Department of Medicine, University of California San Francisco, San Francisco, CA, United States of America.
Kaiser Permanente Medical Group, Kaiser Permanente Northern California, Oakland, CA, United States of America.
PLoS One. 2023 Mar 10;18(3):e0280342. doi: 10.1371/journal.pone.0280342. eCollection 2023.
Epidemiological studies of interstitial lung disease (ILD) are limited by small numbers and tertiary care bias. Investigators have leveraged the widespread use of electronic health records (EHRs) to overcome these limitations, but struggle to extract patient-level, longitudinal clinical data needed to address many important research questions. We hypothesized that we could automate longitudinal ILD cohort development using the EHR of a large, community-based healthcare system.

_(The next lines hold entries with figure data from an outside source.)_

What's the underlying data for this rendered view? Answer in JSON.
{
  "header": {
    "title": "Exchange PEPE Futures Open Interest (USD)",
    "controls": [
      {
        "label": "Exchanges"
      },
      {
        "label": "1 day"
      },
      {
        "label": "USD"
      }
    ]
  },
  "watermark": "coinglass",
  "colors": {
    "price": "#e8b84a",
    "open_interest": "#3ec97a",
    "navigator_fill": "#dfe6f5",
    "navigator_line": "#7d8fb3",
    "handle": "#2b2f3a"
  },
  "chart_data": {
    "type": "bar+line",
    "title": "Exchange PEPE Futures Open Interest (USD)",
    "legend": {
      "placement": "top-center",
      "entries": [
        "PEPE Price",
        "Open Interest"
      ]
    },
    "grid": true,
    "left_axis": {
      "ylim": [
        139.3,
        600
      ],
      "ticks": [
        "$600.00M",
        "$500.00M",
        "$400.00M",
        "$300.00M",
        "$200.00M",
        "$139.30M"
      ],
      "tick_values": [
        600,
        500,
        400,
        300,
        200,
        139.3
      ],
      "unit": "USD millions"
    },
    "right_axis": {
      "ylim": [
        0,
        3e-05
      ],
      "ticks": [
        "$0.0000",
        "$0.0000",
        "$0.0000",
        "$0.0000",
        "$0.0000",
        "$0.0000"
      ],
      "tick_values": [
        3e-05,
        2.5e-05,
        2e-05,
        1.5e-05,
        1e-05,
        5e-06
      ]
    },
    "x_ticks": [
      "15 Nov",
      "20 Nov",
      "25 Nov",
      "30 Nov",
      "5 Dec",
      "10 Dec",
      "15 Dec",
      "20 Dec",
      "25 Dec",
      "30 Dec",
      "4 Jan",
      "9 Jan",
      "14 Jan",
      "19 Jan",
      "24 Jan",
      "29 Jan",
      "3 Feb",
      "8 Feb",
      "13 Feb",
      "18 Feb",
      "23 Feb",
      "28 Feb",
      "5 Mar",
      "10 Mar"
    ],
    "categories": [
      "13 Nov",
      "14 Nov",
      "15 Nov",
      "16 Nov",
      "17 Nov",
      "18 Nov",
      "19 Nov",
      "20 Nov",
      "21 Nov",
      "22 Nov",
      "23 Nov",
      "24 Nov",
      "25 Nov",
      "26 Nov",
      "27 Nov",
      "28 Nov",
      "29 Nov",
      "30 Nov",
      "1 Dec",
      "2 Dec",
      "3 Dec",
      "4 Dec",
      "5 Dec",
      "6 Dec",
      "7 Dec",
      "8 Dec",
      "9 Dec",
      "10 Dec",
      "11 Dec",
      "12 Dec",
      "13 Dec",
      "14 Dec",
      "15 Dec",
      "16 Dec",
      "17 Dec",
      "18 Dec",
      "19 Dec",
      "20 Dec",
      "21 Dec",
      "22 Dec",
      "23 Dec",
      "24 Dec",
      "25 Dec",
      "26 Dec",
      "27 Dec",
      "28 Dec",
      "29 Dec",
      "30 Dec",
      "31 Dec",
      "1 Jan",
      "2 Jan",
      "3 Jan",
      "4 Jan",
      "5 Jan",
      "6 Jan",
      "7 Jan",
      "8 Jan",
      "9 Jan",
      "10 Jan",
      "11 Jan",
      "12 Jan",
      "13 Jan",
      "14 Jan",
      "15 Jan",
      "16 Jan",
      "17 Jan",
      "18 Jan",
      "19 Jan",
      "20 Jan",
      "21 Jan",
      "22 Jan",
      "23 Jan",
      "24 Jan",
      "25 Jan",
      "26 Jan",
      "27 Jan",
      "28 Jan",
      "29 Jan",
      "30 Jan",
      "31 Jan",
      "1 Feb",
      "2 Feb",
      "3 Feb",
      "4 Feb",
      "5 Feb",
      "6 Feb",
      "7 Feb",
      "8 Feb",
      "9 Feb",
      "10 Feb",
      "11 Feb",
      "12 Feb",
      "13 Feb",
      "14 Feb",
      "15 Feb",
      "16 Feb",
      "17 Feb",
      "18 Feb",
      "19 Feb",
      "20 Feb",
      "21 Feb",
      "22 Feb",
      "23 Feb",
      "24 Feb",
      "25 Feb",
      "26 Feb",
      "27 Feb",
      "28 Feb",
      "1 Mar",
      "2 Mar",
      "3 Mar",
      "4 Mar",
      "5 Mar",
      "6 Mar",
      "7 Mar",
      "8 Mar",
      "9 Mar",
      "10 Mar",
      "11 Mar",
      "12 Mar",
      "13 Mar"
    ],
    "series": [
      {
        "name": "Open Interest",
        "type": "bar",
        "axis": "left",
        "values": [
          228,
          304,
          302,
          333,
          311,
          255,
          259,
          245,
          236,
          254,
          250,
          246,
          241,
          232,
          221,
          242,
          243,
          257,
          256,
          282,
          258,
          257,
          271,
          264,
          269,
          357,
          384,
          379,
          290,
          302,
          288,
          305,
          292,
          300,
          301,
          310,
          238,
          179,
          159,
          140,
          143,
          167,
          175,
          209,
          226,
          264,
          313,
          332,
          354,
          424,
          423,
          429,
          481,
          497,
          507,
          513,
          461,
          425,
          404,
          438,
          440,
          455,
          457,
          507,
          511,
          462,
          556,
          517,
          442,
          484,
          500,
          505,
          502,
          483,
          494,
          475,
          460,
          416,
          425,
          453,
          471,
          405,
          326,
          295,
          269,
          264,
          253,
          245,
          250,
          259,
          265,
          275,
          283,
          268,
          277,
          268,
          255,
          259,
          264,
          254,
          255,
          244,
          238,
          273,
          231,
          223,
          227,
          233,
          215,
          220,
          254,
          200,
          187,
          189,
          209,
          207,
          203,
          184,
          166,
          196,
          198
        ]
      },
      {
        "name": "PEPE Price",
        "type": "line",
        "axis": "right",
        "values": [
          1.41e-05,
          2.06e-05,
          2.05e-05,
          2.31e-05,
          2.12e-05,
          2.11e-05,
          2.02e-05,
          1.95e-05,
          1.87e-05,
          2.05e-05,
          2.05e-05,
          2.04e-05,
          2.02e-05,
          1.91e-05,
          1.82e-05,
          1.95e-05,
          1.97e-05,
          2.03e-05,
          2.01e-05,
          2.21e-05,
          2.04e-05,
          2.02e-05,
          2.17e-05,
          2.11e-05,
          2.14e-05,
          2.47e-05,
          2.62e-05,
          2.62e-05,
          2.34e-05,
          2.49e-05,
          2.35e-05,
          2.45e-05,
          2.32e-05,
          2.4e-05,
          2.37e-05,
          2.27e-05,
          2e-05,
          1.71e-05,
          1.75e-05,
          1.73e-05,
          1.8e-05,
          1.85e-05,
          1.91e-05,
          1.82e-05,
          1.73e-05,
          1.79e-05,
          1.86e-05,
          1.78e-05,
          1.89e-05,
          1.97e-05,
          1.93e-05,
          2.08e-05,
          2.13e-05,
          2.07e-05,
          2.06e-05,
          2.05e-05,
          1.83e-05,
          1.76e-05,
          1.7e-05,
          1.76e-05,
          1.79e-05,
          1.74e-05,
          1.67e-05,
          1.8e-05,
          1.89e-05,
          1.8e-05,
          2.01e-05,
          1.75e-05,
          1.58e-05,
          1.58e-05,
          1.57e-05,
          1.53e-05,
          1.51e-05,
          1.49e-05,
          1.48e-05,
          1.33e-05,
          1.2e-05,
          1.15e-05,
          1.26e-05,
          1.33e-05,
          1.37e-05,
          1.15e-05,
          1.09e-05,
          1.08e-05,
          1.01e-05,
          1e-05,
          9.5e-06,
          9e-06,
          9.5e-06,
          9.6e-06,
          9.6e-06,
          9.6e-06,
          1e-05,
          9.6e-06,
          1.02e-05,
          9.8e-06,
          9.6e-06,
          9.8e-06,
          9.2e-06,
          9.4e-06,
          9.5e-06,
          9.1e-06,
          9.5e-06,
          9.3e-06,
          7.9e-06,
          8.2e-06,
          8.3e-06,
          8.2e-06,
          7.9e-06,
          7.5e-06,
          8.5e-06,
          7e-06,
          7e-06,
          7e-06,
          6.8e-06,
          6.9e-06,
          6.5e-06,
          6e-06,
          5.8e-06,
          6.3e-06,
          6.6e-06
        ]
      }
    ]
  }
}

We applied a previously validated algorithm to the EHR of a community-based healthcare system to identify ILD cases between 2012-2020. We then extracted disease-specific characteristics and outcomes using fully automated data-extraction algorithms and natural language processing of selected free-text.
We identified a community cohort of 5,399 ILD patients (prevalence = 118 per 100,000). Pulmonary function tests (71%) and serologies (54%) were commonly used in the diagnostic evaluation, whereas lung biopsy was rare (5%). IPF was the most common ILD diagnosis (n = 972, 18%). Prednisone was the most commonly prescribed medication (911, 17%). Nintedanib and pirfenidone were rarely prescribed (n = 305, 5%). ILD patients were high-utilizers of inpatient (40%/year hospitalized) and outpatient care (80%/year with pulmonary visit), with sustained utilization throughout the post-diagnosis study period.
We demonstrated the feasibility of robustly characterizing a variety of patient-level utilization and health services outcomes in a community-based EHR cohort. This represents a substantial methodological improvement by alleviating traditional constraints on the accuracy and clinical resolution of such ILD cohorts; we believe this approach will make community-based ILD research more efficient, effective, and scalable.
间质性肺病(ILD)的流行病学研究受到数量少和三级护理偏见的限制。研究人员利用电子健康记录(EHR)的广泛使用来克服这些限制,但在提取患者水平、纵向临床数据以解决许多重要研究问题方面仍存在困难。我们假设可以使用大型基于社区的医疗保健系统的 EHR 自动开发纵向 ILD 队列。
我们将先前验证的算法应用于基于社区的医疗保健系统的 EHR 中,以确定 2012 年至 2020 年间的 ILD 病例。然后,我们使用完全自动化的数据提取算法和选定的自由文本的自然语言处理提取疾病特异性特征和结局。
我们确定了一个社区 ILD 患者队列,共有 5399 例(患病率为 118/100,000)。肺功能检查(71%)和血清学检查(54%)常用于诊断评估,而肺活检很少见(5%)。特发性肺纤维化(IPF)是最常见的 ILD 诊断(n = 972,18%)。泼尼松是最常开的药物(n = 911,17%)。尼达尼布和吡非尼酮很少开(n = 305,5%)。ILD 患者住院(每年 40%住院)和门诊(每年 80%有肺部就诊)利用率高,在整个诊断后研究期间持续利用。
我们证明了在基于社区的 EHR 队列中,对各种患者水平的利用和健康服务结局进行强有力描述的可行性。这代表了一种实质性的方法改进,减轻了传统 ILD 队列的准确性和临床分辨率的限制;我们相信这种方法将使基于社区的 ILD 研究更高效、更有效、更具扩展性。